社外に目を向けると会社の認知拡大に力を入れていきたいです。
現在はSNSやメディアを通じて情報を発信していくことに注力しています。
これらを通じて、1人でも多くの方々に「株式会社アシスト」を知ってもらうきっかけになればいいなと。
また、社内での一体感に関しても、もう少し高めていけるのではと考えています。
現在ですと、何か新しいツールや面白そうなものを見つけた際には、社内で導入している「Slack」というチャットツールで雑談用のチャンネルを作り、発信するようにしています。
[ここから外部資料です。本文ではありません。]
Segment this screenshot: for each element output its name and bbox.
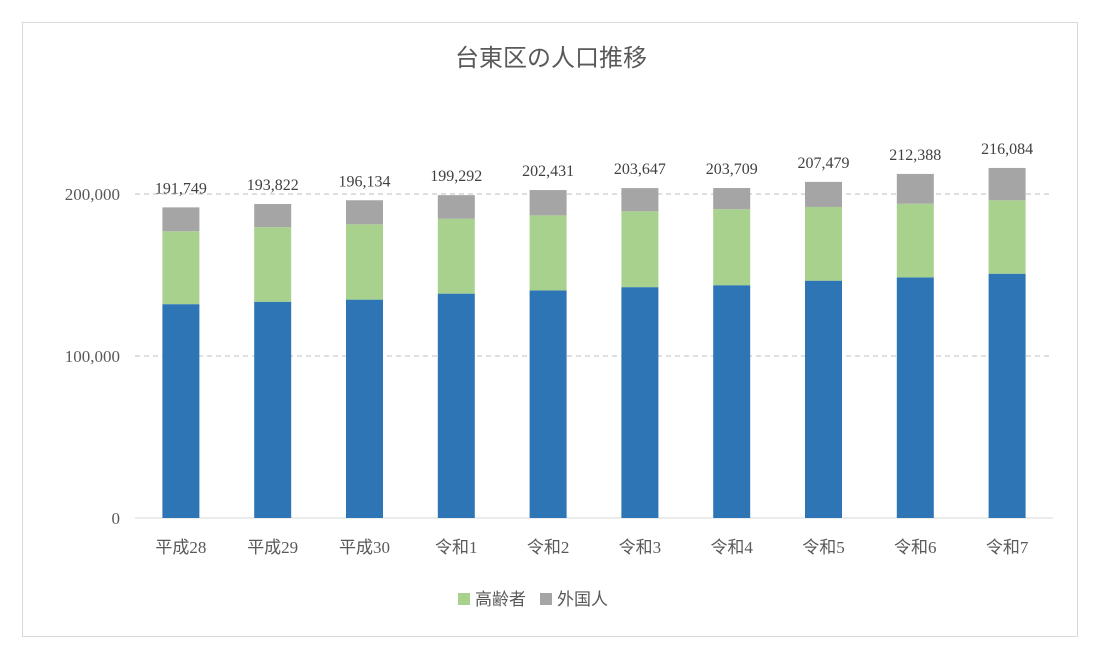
bar-segment-2 [805, 206, 842, 281]
category-label: 令和4 [710, 538, 753, 557]
bar-segment-2 [988, 200, 1026, 274]
y-axis: 0 100,000 200,000 [65, 185, 120, 528]
bar-segment-2 [162, 231, 200, 305]
bar-segment-3 [621, 188, 659, 212]
bars [162, 167, 1026, 518]
category-label: 平成28 [155, 538, 206, 557]
bar-segment-1 [713, 285, 751, 518]
total-labels: 191,749 193,822 196,134 199,292 202,431 203,6… [155, 141, 1033, 197]
category-label: 令和5 [802, 538, 845, 557]
total-label: 193,822 [247, 177, 299, 194]
bar-segment-2 [621, 211, 659, 288]
total-label: 207,479 [798, 155, 850, 172]
bar-segment-3 [254, 204, 292, 228]
bar-segment-1 [896, 277, 934, 518]
total-label: 202,431 [522, 163, 574, 180]
bar-segment-2 [437, 218, 475, 294]
category-label: 令和7 [986, 538, 1029, 557]
total-label: 199,292 [430, 168, 482, 185]
total-label: 191,749 [155, 180, 207, 197]
chart-frame: 台東区の人口推移 0 100,000 200,000 191,749 193,822 1… [22, 22, 1078, 637]
category-label: 令和3 [619, 538, 662, 557]
bar-segment-3 [988, 167, 1026, 201]
category-label: 平成30 [339, 538, 390, 557]
category-label: 令和1 [435, 538, 478, 557]
bar-segment-3 [805, 181, 842, 207]
total-label: 196,134 [339, 173, 391, 190]
chart-title: 台東区の人口推移 [455, 45, 647, 72]
bar-segment-2 [529, 215, 567, 291]
total-label: 203,647 [614, 161, 666, 178]
bar-segment-3 [437, 195, 475, 219]
category-label: 平成29 [247, 538, 298, 557]
bar-segment-3 [529, 190, 567, 216]
legend-swatch [458, 593, 470, 605]
bar-segment-1 [529, 290, 567, 518]
x-axis: 平成28 平成29 平成30 令和1 令和2 令和3 令和4 令和5 令和6 令和7 [155, 538, 1028, 557]
total-label: 203,709 [706, 161, 758, 178]
legend-label: 外国人 [557, 590, 608, 609]
bar-segment-1 [988, 273, 1026, 518]
bar-segment-1 [346, 299, 383, 518]
bar-segment-3 [162, 207, 200, 232]
bar-segment-3 [346, 200, 383, 225]
category-label: 令和2 [527, 538, 570, 557]
bar-segment-1 [805, 280, 842, 518]
bar-segment-1 [162, 304, 200, 518]
y-tick-label: 100,000 [65, 347, 120, 366]
bar-segment-2 [896, 203, 934, 278]
bar-segment-2 [254, 227, 292, 302]
total-label: 212,388 [889, 147, 941, 164]
total-label: 216,084 [981, 141, 1033, 158]
y-tick-label: 200,000 [65, 185, 120, 204]
bar-segment-1 [254, 301, 292, 518]
legend-label: 高齢者 [475, 590, 526, 609]
bar-segment-1 [437, 293, 475, 518]
y-tick-label: 0 [112, 509, 121, 528]
legend: 高齢者 外国人 [458, 590, 608, 609]
category-label: 令和6 [894, 538, 937, 557]
bar-segment-2 [346, 224, 383, 300]
bar-segment-3 [896, 173, 934, 204]
bar-segment-3 [713, 187, 751, 210]
bar-segment-1 [621, 287, 659, 518]
bar-segment-2 [713, 209, 751, 286]
legend-swatch [540, 593, 552, 605]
そこからさらに「面白そうだから触ってみよう」や「何人かで集まって試してみよう」
といったような、一歩踏み込んだ動きが活発になるといいですね。
今後は特定の人物にタスクが集中してしまうのではなく、社内のメンバー全員を巻き込んでいき、アクションを起こしていける環境づくりができたら理想だなと考えています。
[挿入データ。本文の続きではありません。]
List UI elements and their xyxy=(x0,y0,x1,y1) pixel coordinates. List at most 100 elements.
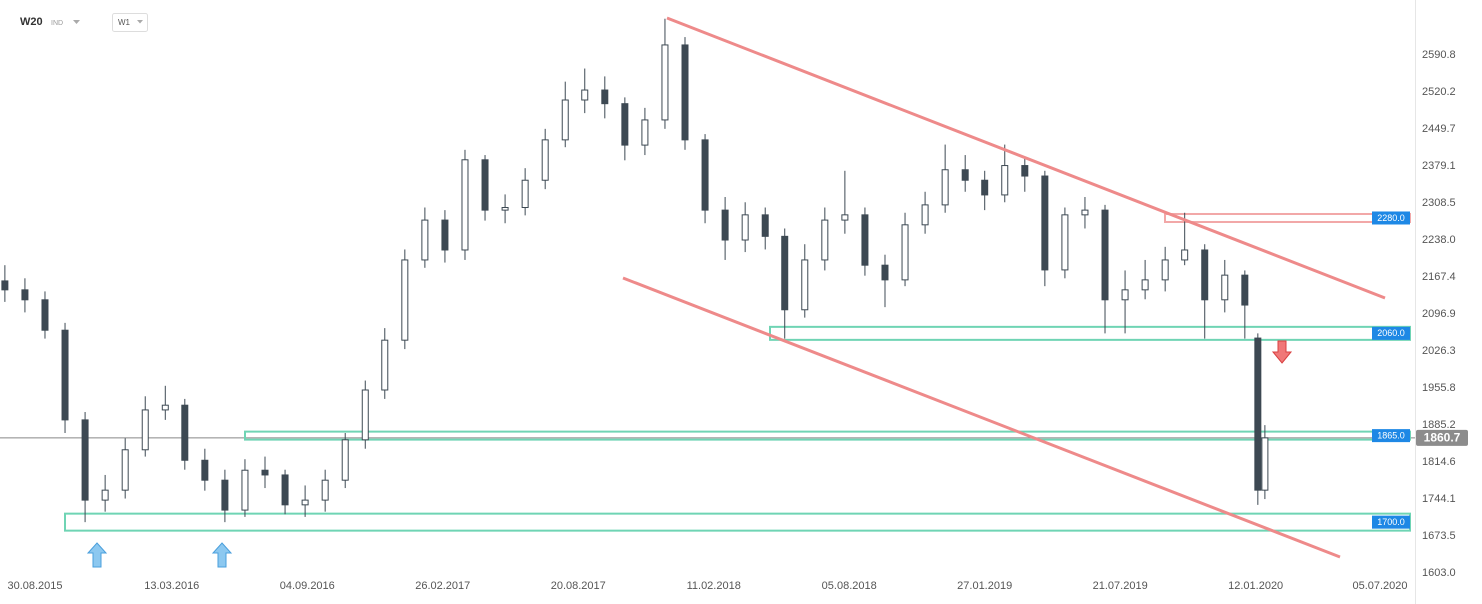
candle-body xyxy=(621,103,629,146)
drawings xyxy=(86,16,1386,568)
candle-body xyxy=(461,159,469,251)
x-tick-label: 30.08.2015 xyxy=(7,580,62,592)
candle-body xyxy=(941,169,949,206)
candle-body xyxy=(281,474,289,506)
candle-body xyxy=(581,89,589,101)
candle-body xyxy=(341,439,349,481)
y-tick-label: 2308.5 xyxy=(1422,197,1456,209)
y-tick-label: 2167.4 xyxy=(1422,271,1456,283)
upper-trend-line xyxy=(666,16,1386,300)
candle-body xyxy=(1121,289,1129,301)
candle-body xyxy=(181,404,189,461)
x-tick-label: 04.09.2016 xyxy=(280,580,335,592)
candle-body xyxy=(701,139,709,211)
x-tick-label: 11.02.2018 xyxy=(687,580,741,592)
candle-body xyxy=(1141,279,1149,291)
symbol-dropdown[interactable] xyxy=(73,20,80,24)
candle-body xyxy=(1181,249,1189,261)
candle-body xyxy=(641,119,649,146)
x-tick-label: 27.01.2019 xyxy=(957,580,1012,592)
x-tick-label: 05.07.2020 xyxy=(1352,580,1407,592)
y-tick-label: 1885.2 xyxy=(1422,419,1456,431)
candle-body xyxy=(41,299,49,331)
x-tick-label: 13.03.2016 xyxy=(144,580,199,592)
level-zone xyxy=(244,430,1411,441)
up-arrow xyxy=(86,542,108,568)
candle-body xyxy=(1221,274,1229,301)
level-tag-label: 2060.0 xyxy=(1377,328,1405,338)
candle-body xyxy=(1001,165,1009,196)
down-arrow xyxy=(1271,340,1293,364)
y-tick-label: 1814.6 xyxy=(1422,456,1456,468)
symbol: W20 xyxy=(20,16,43,28)
candle-body xyxy=(1041,175,1049,271)
candle-body xyxy=(421,219,429,261)
candle-body xyxy=(1,280,9,291)
candle-body xyxy=(81,419,89,501)
candle-body xyxy=(1261,437,1269,491)
candle-body xyxy=(1101,209,1109,301)
candle-body xyxy=(361,389,369,441)
level-tag xyxy=(1372,515,1410,529)
candle-body xyxy=(601,89,609,105)
interval: W1 xyxy=(118,18,131,27)
candle-body xyxy=(761,214,769,237)
candle-body xyxy=(781,235,789,311)
candle-body xyxy=(561,99,569,141)
candle-body xyxy=(21,289,29,301)
candle-body xyxy=(401,259,409,341)
candle-body xyxy=(881,264,889,281)
up-arrow xyxy=(211,542,233,568)
level-tag xyxy=(1372,429,1410,443)
candle-body xyxy=(241,469,249,511)
candle-body xyxy=(61,329,69,421)
candle-body xyxy=(301,499,309,506)
y-tick-label: 1603.0 xyxy=(1422,567,1456,579)
candle-body xyxy=(1241,274,1249,306)
x-tick-label: 20.08.2017 xyxy=(551,580,606,592)
y-tick-label: 2379.1 xyxy=(1422,160,1456,172)
level-tag-label: 1700.0 xyxy=(1377,517,1405,527)
level-zone xyxy=(64,512,1411,532)
candle-body xyxy=(801,259,809,311)
candle-body xyxy=(961,169,969,181)
candle-body xyxy=(261,469,269,476)
level-tag xyxy=(1372,326,1410,340)
interval-selector[interactable] xyxy=(112,13,148,32)
level-tag-label: 1865.0 xyxy=(1377,430,1405,440)
x-tick-label: 21.07.2019 xyxy=(1093,580,1148,592)
y-tick-label: 1744.1 xyxy=(1422,493,1456,505)
candle-body xyxy=(141,409,149,451)
candle-body xyxy=(741,214,749,241)
y-tick-label: 2238.0 xyxy=(1422,234,1456,246)
candle-body xyxy=(541,139,549,181)
x-tick-label: 05.08.2018 xyxy=(822,580,877,592)
candle-body xyxy=(381,339,389,391)
x-tick-label: 12.01.2020 xyxy=(1228,580,1283,592)
candle-body xyxy=(201,459,209,481)
axes: 2590.8 2520.2 2449.7 2379.1 2308.5 2238.0 2167… xyxy=(7,49,1468,592)
candle-body xyxy=(101,489,109,501)
candle-body xyxy=(221,479,229,511)
y-tick-label: 2449.7 xyxy=(1422,123,1456,135)
level-zone xyxy=(769,325,1411,341)
candle-body xyxy=(921,204,929,226)
candle-body xyxy=(981,179,989,196)
header: W20 IND W1 xyxy=(20,13,148,32)
candle-body xyxy=(861,214,869,266)
market: IND xyxy=(51,20,63,27)
candle-body xyxy=(1254,337,1262,491)
interval-dropdown xyxy=(137,20,143,24)
candle-body xyxy=(1161,259,1169,281)
candle-body xyxy=(161,404,169,411)
level-tag xyxy=(1372,211,1410,225)
candle-body xyxy=(821,219,829,261)
candle-body xyxy=(901,224,909,281)
candle-body xyxy=(841,214,849,221)
y-tick-label: 1673.5 xyxy=(1422,530,1456,542)
candle-body xyxy=(1021,165,1029,177)
y-tick-label: 2096.9 xyxy=(1422,308,1456,320)
candle-body xyxy=(121,449,129,491)
lower-trend-line xyxy=(622,276,1341,559)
————現在土屋様が広報としてSNSなどで外部に情報を発信されていますが、今後会社を成長させるためにどのような発信をしていこうと考えていますか。
当社の事業である「オーサリング」は非常にニッチな分野ということもあり、オーサリングについて多くの方に認知してもらえるように画像や動画を通じての投稿で認知拡大を図っていきたいですね。
また、直近ですと某有名作品のミュージカル版を当社でオーサリングしたのですが、製品化したことをSNSで発信したら非常に多くの反響を頂けて効果を実感できたので、当社で取り扱っている作品については引き続き発信していきたいと思っています。
さらに私自身広報として様々な人とお会いしながら、新たな事業のタネになるようなきっかけ作りを進めていきたいと考えています。
日々お打ち合わせや情報交換等もさせていただいていますので、今後も活発に動けたらなぁと思います。